Scuolabus ribaltato Padova

Deniss Panduru, l’autista 51enne dello scuolabus che si è ribaltato nel maggio scorso, ha riavuto la patente. La prefettura aveva stabilito 2 anni e 6 mesi di sospensione del documento, adesso il giudice di pace ha deciso per il congelamento della sospensione. Panduru resta comunque indagato per omissione di soccorso.

La decisione di restituire la patente

A Deniss Panduru era stata revocata la patente dopo l’incidente avvenuto sui Colli Euganei ad Arquà Petrarca, in provincia di Padova, con lo scuolabus pieno di alunni. L’uomo era stato sottoposto all’alcoltest ed era risultato positivo, con un tasso alcolemico di 0,32.

La prefettura aveva deciso di revocargli la patente per 2 anni e 6 mesi. Il giudice di pace ha deciso per il congelamento della sospensione del documento e quindi l’autista ha riavuto indietro la patente di guida, come riporta Il Gazzettino.

La vicenda accaduta a maggio

Il 17 maggio scorso uno scuolabus con a bordo 13 alunni minorenni si è ribaltato in una discesa con tornanti nei pressi della provincia di Padova. Probabilmente l’incidente è accaduto perché Panduru ha perso il controllo del mezzo.

Immediatamente l’autista di origini rumene si è dato alla fuga ma è stato arrestato poco dopo dai carabinieri. Portato in caserma è stato, appunto, sottoposto all’alcol test ed è stata decisa la revoca della patente. Durante le indagini sono venuti fuori diversi precedenti per i quali era stato accusato in passato Deniss Panduru, da violenza sessuale in ambito familiare a maltrattamenti, minacce e lesioni personali.

Tornato libero ma ancora indagato

A distanza di pochi giorni dall’incidente, l’autista era stato rimesso in libertà su ordine del Gip del Tribunale di Rovigo.

In attesa del processo era stata decisa per lui una misura cautelare meno restrittiva che prevedeva l’obbligo di presentazione alla polizia giudiziaria.
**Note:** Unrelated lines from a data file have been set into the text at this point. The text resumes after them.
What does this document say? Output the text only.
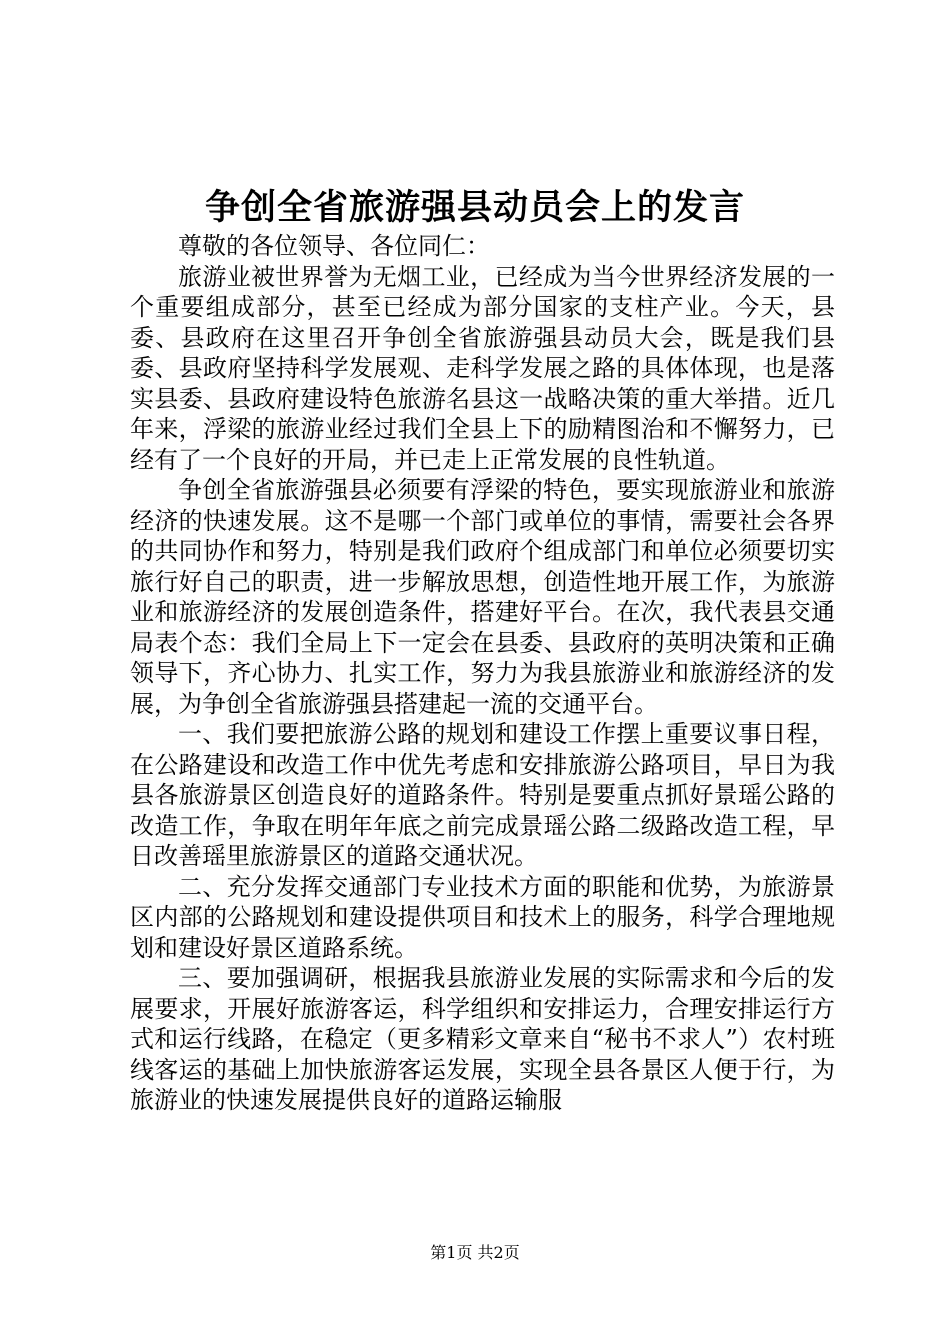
争创全省旅游强县动员会上的发言

尊敬的各位领导、各位同仁：

旅游业被世界誉为无烟工业，已经成为当今世界经济发展的一个重要组成部分，甚至已经成为部分国家的支柱产业。今天，县委、县政府在这里召开争创全省旅游强县动员大会，既是我们县委、县政府坚持科学发展观、走科学发展之路的具体体现，也是落实县委、县政府建设特色旅游名县这一战略决策的重大举措。近几年来，浮梁的旅游业经过我们全县上下的励精图治和不懈努力，已经有了一个良好的开局，并已走上正常发展的良性轨道。

争创全省旅游强县必须要有浮梁的特色，要实现旅游业和旅游经济的快速发展。这不是哪一个部门或单位的事情，需要社会各界的共同协作和努力，特别是我们政府个组成部门和单位必须要切实旅行好自己的职责，进一步解放思想，创造性地开展工作，为旅游业和旅游经济的发展创造条件，搭建好平台。在次，我代表县交通局表个态：我们全局上下一定会在县委、县政府的英明决策和正确领导下，齐心协力、扎实工作，努力为我县旅游业和旅游经济的发展，为争创全省旅游强县搭建起一流的交通平台。

一、我们要把旅游公路的规划和建设工作摆上重要议事日程，在公路建设和改造工作中优先考虑和安排旅游公路项目，早日为我县各旅游景区创造良好的道路条件。特别是要重点抓好景瑶公路的改造工作，争取在明年年底之前完成景瑶公路二级路改造工程，早日改善瑶里旅游景区的道路交通状况。

二、充分发挥交通部门专业技术方面的职能和优势，为旅游景区内部的公路规划和建设提供项目和技术上的服务，科学合理地规划和建设好景区道路系统。

三、要加强调研，根据我县旅游业发展的实际需求和今后的发展要求，开展好旅游客运，科学组织和安排运力，合理安排运行方式和运行线路，在稳定（更多精彩文章来自“秘书不求人”）农村班线客运的基础上加快旅游客运发展，实现全县各景区人便于行，为旅游业的快速发展提供良好的道路运输服

第1页 共2页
Misura alla quale non è più soggetto dalla metà di giugno, come si legge su TgCom24. Nonostante il congelamento della sospensione della patente, il 51enne rimane comunque indagato dalla Procura di Padova per omissione di soccorso. I 13 alunni a bordo erano stati trasportati all’ospedale di Schiavonia per accertamenti. Di questi, alcuni avevano riportato ferite lievi. Quella fuga, avvenuta a seguito dell’incidente ha aggravato la posizione dell’autista.